Das Gericht folgte dem Urteil des Gutachters und erkannte das GBS als Folge der Pandemrix-Impfung. Ein Zusammenhang zwischen dem GBS und der Pandemrix-Impfung sei wahrscheinlich, heißt es in der Begründung.
Gegen das Urteil des Sozialgerichtes legte die Behörde Berufung beim Sächsischen Landessozialgericht (LSG) ein. Ein weiteres Gutachten wurde erstellt. Der Experte kommt allerdings zu einem gegenteiligen Ergebnis als sein Kollege: Im vorliegenden Fall ergebe sich ein doppeltes Argument gegen einen ausreichend wahrscheinlichen ursächlichen Zusammenhang. Zum einen liege der in allen zur Verfügung stehenden Dokumenten genannte Zeitpunkt des Auftretens der ersten Symptomatik am 43. Tag außerhalb des Zeitfensters der aufgrund der Einschätzung des hier maßgeblichen Paul-Ehrlich-Instituts in Deutschland genannten Periode.

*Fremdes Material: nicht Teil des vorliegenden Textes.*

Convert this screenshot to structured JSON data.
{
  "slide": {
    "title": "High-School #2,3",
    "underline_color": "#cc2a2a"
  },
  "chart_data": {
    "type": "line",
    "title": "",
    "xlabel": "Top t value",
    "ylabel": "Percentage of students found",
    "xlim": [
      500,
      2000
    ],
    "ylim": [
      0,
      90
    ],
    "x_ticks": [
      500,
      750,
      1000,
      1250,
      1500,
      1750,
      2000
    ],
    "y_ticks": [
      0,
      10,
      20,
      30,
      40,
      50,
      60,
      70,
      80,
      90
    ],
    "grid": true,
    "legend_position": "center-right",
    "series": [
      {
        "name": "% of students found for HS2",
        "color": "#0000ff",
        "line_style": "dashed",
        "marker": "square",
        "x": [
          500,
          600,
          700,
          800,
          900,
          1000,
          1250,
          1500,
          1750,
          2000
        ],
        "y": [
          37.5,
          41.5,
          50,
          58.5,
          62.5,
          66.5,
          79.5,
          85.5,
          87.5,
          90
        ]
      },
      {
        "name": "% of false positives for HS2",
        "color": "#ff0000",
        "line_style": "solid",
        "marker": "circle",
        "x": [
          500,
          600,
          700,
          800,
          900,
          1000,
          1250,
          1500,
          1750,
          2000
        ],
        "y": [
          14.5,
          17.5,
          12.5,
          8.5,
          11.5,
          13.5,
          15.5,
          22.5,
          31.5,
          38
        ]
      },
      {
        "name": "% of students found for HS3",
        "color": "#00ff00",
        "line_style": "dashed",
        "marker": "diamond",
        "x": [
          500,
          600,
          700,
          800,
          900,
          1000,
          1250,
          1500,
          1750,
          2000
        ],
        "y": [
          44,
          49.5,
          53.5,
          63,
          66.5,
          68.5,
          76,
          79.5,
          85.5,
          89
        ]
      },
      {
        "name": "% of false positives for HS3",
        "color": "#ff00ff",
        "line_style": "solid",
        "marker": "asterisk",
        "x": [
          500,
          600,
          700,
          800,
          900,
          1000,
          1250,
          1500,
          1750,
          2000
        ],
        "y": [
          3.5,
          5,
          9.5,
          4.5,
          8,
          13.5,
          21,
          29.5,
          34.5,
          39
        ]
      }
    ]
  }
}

Zum anderen bestehe aufgrund der Datenlage internationaler Studien generell Unsicherheit bezüglich eines tatsächlichen Zusammenhangs zwischen einer Impfung gegen Influenza A/H1N1 mit den aktuellen Impfstoffen und dem Auftreten eines GB-Syndroms. Die ursprünglichen positiven Zusammenhänge aus den Vereinigten Staaten aus den Jahren 1976/1977 könnten auch auf eine möglichen spezielle Präparation des Impfstoffes sowie eine mögliche bakteriellen Verunreinigung zurückzuführen sein.
Ohnehin sei das GB-Syndrom keine seltene Ursache einer neuromuskulären Störung. Männer seien häufiger betroffen als Frauen, das Erkrankungsrisiko steige mit dem Alter. Diese epidemiologischen Daten passten gut zur Annahme eines sporadischen beziehungsweise idiopathischen GB-Syndroms im vorliegenden Fall.
In etwa einem Drittel der Fälle sei keine Infektionserkrankung in den vorausgehenden Wochen nachweisbar. Zwar sei ein kausaler Zusammenhang der Erkrankung mit der vorausgegangenen Impfung grundsätzlich möglich, aber nicht ausreichend wahrscheinlich. Auch hier stellte das Gutachten die Grundlage für die Entscheidung des Landessozialgerichts. Das Gericht hob das Urteil des Sozialgerichtes auf und wies die Klage des Mannes zurück. Revision zum Bundessozialgericht ließ das LSG nicht zu.